Das Subtile war Sodann verloren gegangen
Das war eine Form von Klassenkampf, die – jedenfalls bei einem Kandidaten für ein so hohes Amt – auch als sonderbar wahrgenommen werden konnte und wurde. Sodann wollte als Präsident eine neue Nationalhymne einführen, er wollte dem Papst ins Gewissen reden, und zwar auf Sächsisch, manches wirkte wie die Karikatur einer Kandidatur, manches ganz handfest irritierend: «Ich halte das, was wir haben, ja nicht für eine Demokratie.»
Das Subtile, was seinen Kommissar ausgezeichnet hatte, war ihm irgendwie verloren gegangen. Und wer ihm damals, jedenfalls als Journalist, begegnete, spürte Verletzbarkeit und Trotz, gerade von den Medien fühlte er sich missverstanden. Schon früher hatten sie ihn Zonen-Columbo genannt, aber das war mehr eine Neckerei gewesen. Inzwischen wurden die Zeiten langsam härter.

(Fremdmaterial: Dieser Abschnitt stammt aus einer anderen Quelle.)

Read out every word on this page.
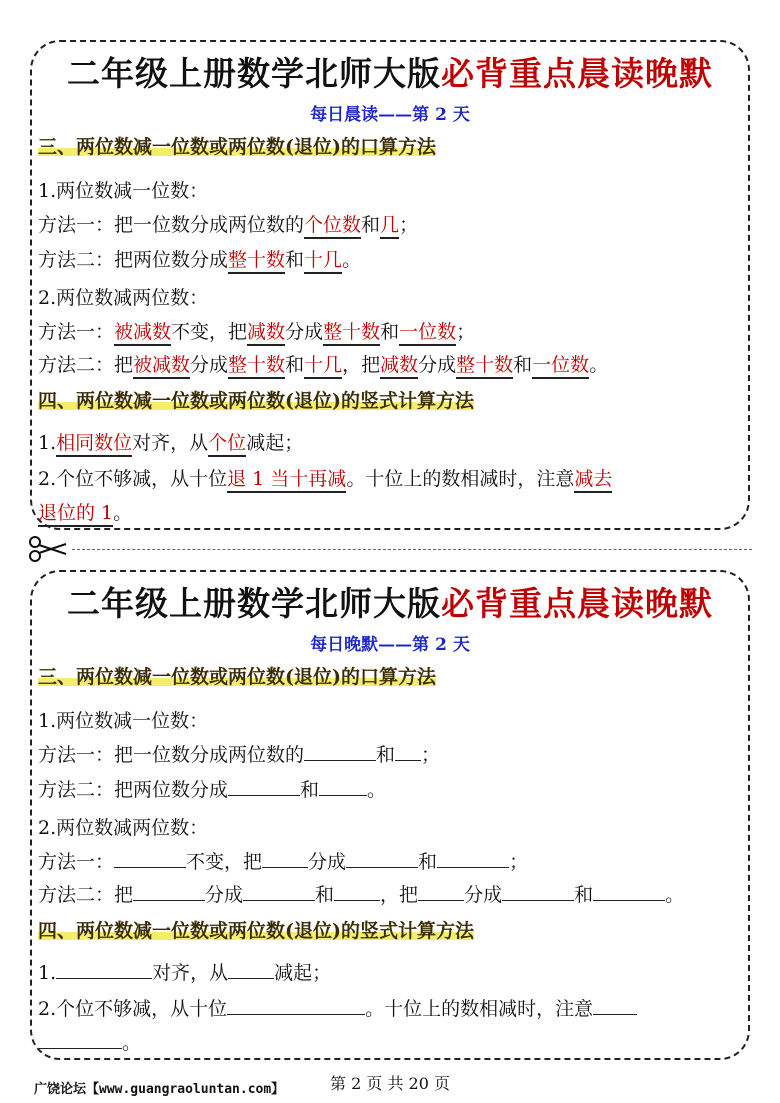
二年级上册数学北师大版必背重点晨读晚默
每日晨读——第 2 天
三、两位数减一位数或两位数(退位)的口算方法
1.两位数减一位数：
方法一：把一位数分成两位数的个位数和几；
方法二：把两位数分成整十数和十几。
2.两位数减两位数：
方法一：被减数不变，把减数分成整十数和一位数；
方法二：把被减数分成整十数和十几，把减数分成整十数和一位数。
四、两位数减一位数或两位数(退位)的竖式计算方法
1.相同数位对齐，从个位减起；
2.个位不够减，从十位退 1 当十再减。十位上的数相减时，注意减去
退位的 1。
二年级上册数学北师大版必背重点晨读晚默
每日晚默——第 2 天
三、两位数减一位数或两位数(退位)的口算方法
1.两位数减一位数：
方法一：把一位数分成两位数的	和 ；
方法二：把两位数分成	和	。
2.两位数减两位数：
方法一：	不变，把 分成	和	；
方法二：把	分成	和 ，把 分成	和	。
四、两位数减一位数或两位数(退位)的竖式计算方法
1.	对齐，从 减起；
2.个位不够减，从十位	。十位上的数相减时，注意
。
第 2 页 共 20 页
广饶论坛【www.guangraoluntan.com】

Nach der Kandidatur wurde es ruhiger um Peter Sodann. Wenn er öffentlich auftrat, dann als Leiter der Peter-Sodann-Bibliothek im sächsischen Staucha, in der er – die nächste Lebensaufgabe – alle Bücher sammelte, die zwischen dem 8. Mai 1945 und dem 2. Oktober 1990 im Osten Deutschlands erschienen waren.
Am Freitag ist Peter Sodann gestorben, er wurde 87 Jahre alt.